Indonesia sebagai negara Muslim terbesar di dunia, telah menjadikan bulan Ramadhan sebagai bulan penuh rahmat (kasih sayang) dan hikmah (kebijaksanaan). Menjadikan momen bermuhasabah, untuk mengenal diri (intropeksi diri) sebagai pribadi yang sadar dan sabar serta lebih baik dari sebelumnya. Demikianlah pola yang terbangun dalam kehidupan sosial beragama, berbangsa dan bernegara sejatinya. Situasi kondusif yang tercipta menjadikan lingkungan adem, lebih sejuk, menenangkan, menyenangkan dan damai dirasakan di ruang bersama karena setiap pribadi sehat secara jasmani, rohani, mental dan spiritual.
Menjadi hamba yang taat pada perintahnya adalah bentuk kecintaan pada Illahi, namun hamba sejati adalah mereka yang dapat menjaga hubungan baik, menebarkan cinta dan kasih sayang terhadap sesama makhluk sebagai CiptaanNya. Umumnya lebih mudah menjalankan syariat agama yang berorientasi pada kepentingan diri dan tidak diketahui oleh orang lain, tapi bagaimana dapat menjalani hubungan antar manusia dalam bentuk kepedulian. Hikmah berpuasa menitik beratkan pada dua arah hubungan yaitu habluminallah (hubungan baik dengan Allah) dan habluminannas (hubungan baik dengan manusia).

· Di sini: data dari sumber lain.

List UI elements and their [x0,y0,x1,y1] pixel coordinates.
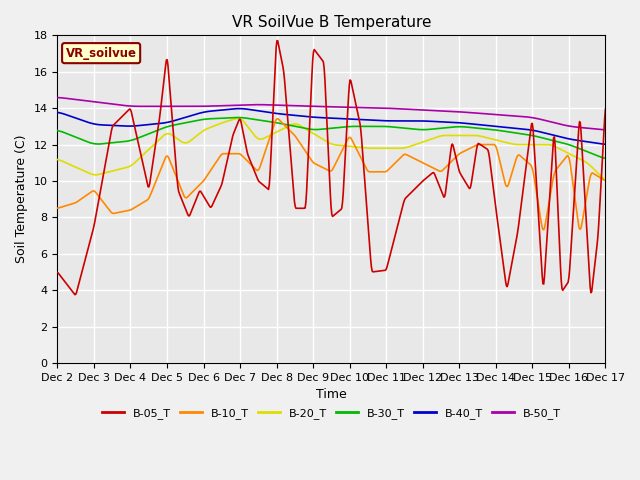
Legend: B-05_T, B-10_T, B-20_T, B-30_T, B-40_T, B-50_T: B-05_T, B-10_T, B-20_T, B-30_T, B-40_T, … [97,403,566,423]
Title: VR SoilVue B Temperature: VR SoilVue B Temperature [232,15,431,30]
Text: VR_soilvue: VR_soilvue [66,47,136,60]
X-axis label: Time: Time [316,388,347,401]
Y-axis label: Soil Temperature (C): Soil Temperature (C) [15,135,28,264]
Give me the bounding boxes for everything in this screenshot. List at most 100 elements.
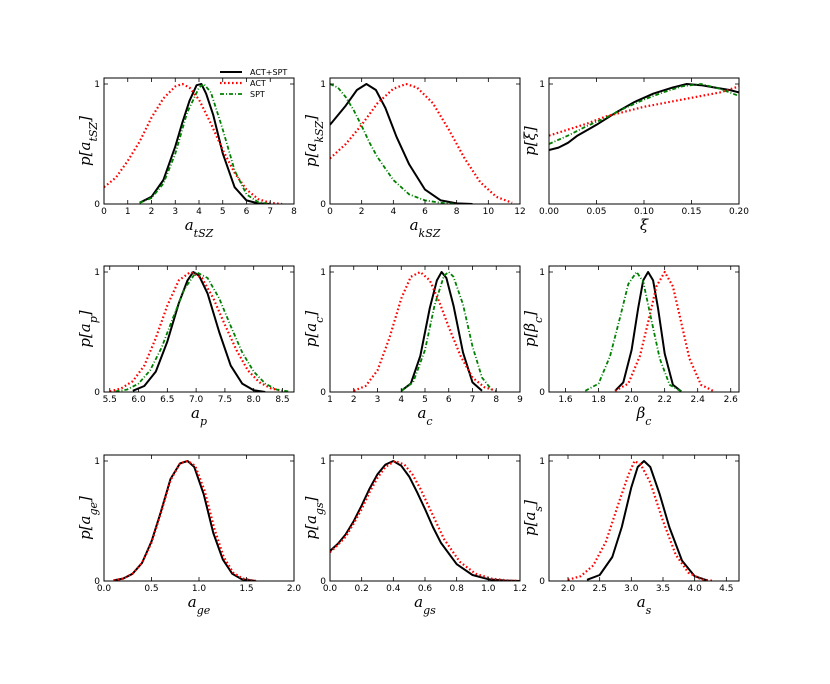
x-tick-label: 8 (291, 207, 297, 217)
y-tick-label: 0 (94, 577, 100, 587)
x-tick-label: 7.0 (189, 395, 204, 405)
series-act-spt-a_s (586, 460, 708, 581)
x-tick-label: 6 (446, 395, 452, 405)
x-tick-label: 2.2 (657, 395, 671, 405)
x-tick-label: 4 (196, 207, 202, 217)
y-tick-label: 0 (94, 388, 100, 398)
y-tick-label: 1 (94, 457, 100, 467)
x-tick-label: 2.6 (724, 395, 739, 405)
x-tick-label: 7 (267, 207, 273, 217)
series-spt-beta_c (584, 271, 682, 392)
y-tick-label: 0 (539, 577, 545, 587)
y-axis-label-a_ge: p[age] (76, 496, 100, 540)
y-tick-label: 0 (320, 200, 326, 210)
series-act-spt-a_ge (113, 460, 257, 581)
panel-beta_c: 1.6 1.8 2.0 2.2 2.4 2.6 0 1 βc p[βc] (521, 265, 740, 428)
axes-frame-a_gs (329, 454, 521, 582)
axes-frame-a_s (548, 454, 740, 582)
y-axis-label-a_gs: p[ags] (302, 496, 326, 539)
y-axis-label-a_p: p[ap] (76, 310, 100, 347)
x-tick-label: 0.00 (539, 207, 559, 217)
y-axis-label-xi: p[ξ] (521, 126, 539, 156)
series-act-xi (549, 85, 739, 137)
x-tick-label: 8 (454, 207, 460, 217)
panel-a_p: 5.5 6.0 6.5 7.0 7.5 8.0 8.5 0 1 ap p[ap] (76, 265, 295, 428)
axes-frame-a_p (103, 265, 295, 393)
legend-label-spt: SPT (250, 90, 265, 99)
x-tick-label: 0 (327, 207, 333, 217)
x-axis-label-a_s: as (637, 593, 652, 617)
series-act-a_tSZ (104, 82, 283, 204)
x-tick-label: 2.4 (691, 395, 706, 405)
x-tick-label: 0.8 (450, 584, 465, 594)
y-axis-label-a_kSZ: p[akSZ] (302, 115, 326, 167)
y-tick-label: 1 (320, 80, 326, 90)
series-act-spt-a_p (132, 271, 266, 392)
x-tick-label: 2.0 (561, 584, 576, 594)
y-tick-label: 1 (94, 268, 100, 278)
x-axis-label-a_kSZ: akSZ (410, 216, 441, 240)
series-act-a_s (567, 459, 714, 581)
x-tick-label: 3 (172, 207, 178, 217)
x-axis-label-xi: ξ (640, 216, 649, 234)
x-tick-label: 0.05 (586, 207, 606, 217)
series-spt-a_kSZ (330, 83, 457, 204)
x-axis-label-a_tSZ: atSZ (185, 216, 214, 240)
axes-frame-a_tSZ (103, 77, 295, 205)
x-tick-label: 1.0 (481, 584, 496, 594)
y-tick-label: 1 (539, 80, 545, 90)
x-tick-label: 8 (493, 395, 499, 405)
x-tick-label: 0.0 (97, 584, 112, 594)
x-tick-label: 7.5 (218, 395, 232, 405)
y-tick-label: 1 (94, 80, 100, 90)
x-tick-label: 4 (398, 395, 404, 405)
panel-a_gs: 0.0 0.2 0.4 0.6 0.8 1.0 1.2 0 1 ags p[ags] (302, 454, 527, 617)
y-tick-label: 1 (320, 268, 326, 278)
x-tick-label: 7 (470, 395, 476, 405)
series-act-spt-a_c (400, 271, 483, 392)
x-tick-label: 1.5 (239, 584, 253, 594)
x-tick-label: 6.5 (160, 395, 174, 405)
x-tick-label: 4 (390, 207, 396, 217)
x-tick-label: 1.2 (513, 584, 527, 594)
x-tick-label: 5 (220, 207, 226, 217)
x-tick-label: 2.0 (287, 584, 302, 594)
y-tick-label: 0 (320, 388, 326, 398)
x-tick-label: 2.0 (624, 395, 639, 405)
x-tick-label: 0.15 (681, 207, 701, 217)
x-tick-label: 1.6 (558, 395, 573, 405)
series-act-a_ge (113, 459, 257, 581)
series-spt-a_c (400, 271, 493, 392)
axes-frame-beta_c (548, 265, 740, 393)
x-tick-label: 6 (422, 207, 428, 217)
legend-label-act-spt: ACT+SPT (250, 68, 287, 77)
legend-label-act: ACT (250, 79, 266, 88)
y-tick-label: 0 (94, 200, 100, 210)
series-act-spt-xi (549, 83, 739, 151)
x-tick-label: 6.0 (131, 395, 146, 405)
x-tick-label: 2 (351, 395, 357, 405)
x-tick-label: 4.0 (688, 584, 703, 594)
x-tick-label: 1.8 (591, 395, 606, 405)
series-act-spt-a_kSZ (330, 83, 473, 204)
series-act-a_gs (330, 459, 520, 581)
legend: ACT+SPT ACT SPT (220, 68, 287, 99)
y-axis-label-beta_c: p[βc] (521, 311, 545, 347)
y-tick-label: 1 (539, 457, 545, 467)
x-tick-label: 10 (483, 207, 495, 217)
y-tick-label: 0 (539, 388, 545, 398)
x-axis-label-a_gs: ags (414, 593, 436, 617)
x-tick-label: 0.20 (729, 207, 749, 217)
x-tick-label: 1.0 (192, 584, 207, 594)
x-tick-label: 5.5 (103, 395, 117, 405)
x-tick-label: 0 (101, 207, 107, 217)
y-tick-label: 1 (539, 268, 545, 278)
x-tick-label: 12 (514, 207, 525, 217)
x-tick-label: 3.5 (656, 584, 670, 594)
x-axis-label-a_c: ac (417, 404, 432, 428)
series-spt-a_p (115, 271, 289, 392)
y-tick-label: 1 (320, 457, 326, 467)
x-tick-label: 0.4 (386, 584, 401, 594)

Menjadi paradoks jika di satu sisi menjadi hamba yang taat, tapi kepada sesama manusia justru berperilaku sangat buruk jauh dari ukhuwah Islamiyah dan sense of humanity yang sejatinya dimiliki oleh setiap manusia. Spirit Idul Fitri sebagai pembentuk jiwa-jiwa yang bersih dan peduli terhadap sesama manusia maupun makhluk lainnya (rahmatan lil alamin).
Jiwa-jiwa bersih harus mengiringi setiap langkah, dengan jiwa bersih segala sikap dan perilaku selalu dalam jalur yang benar dan baik (terkendali) untuk menghadapi sebelas bulan ke depan hingga sampai pada Ramadhan berikutnya. Spirit Idul fitri menjadi momen untuk meningkatkan derajat kehidupan umat Islam, selalu selangkah lebih baik dari sebelumnya.
Selamat Hari Raya Idul Fitri 1444 H, Minal Aidin Walfaidzin, mohon maaf lahir dan batin untuk seluruh umat Islam di tanah air.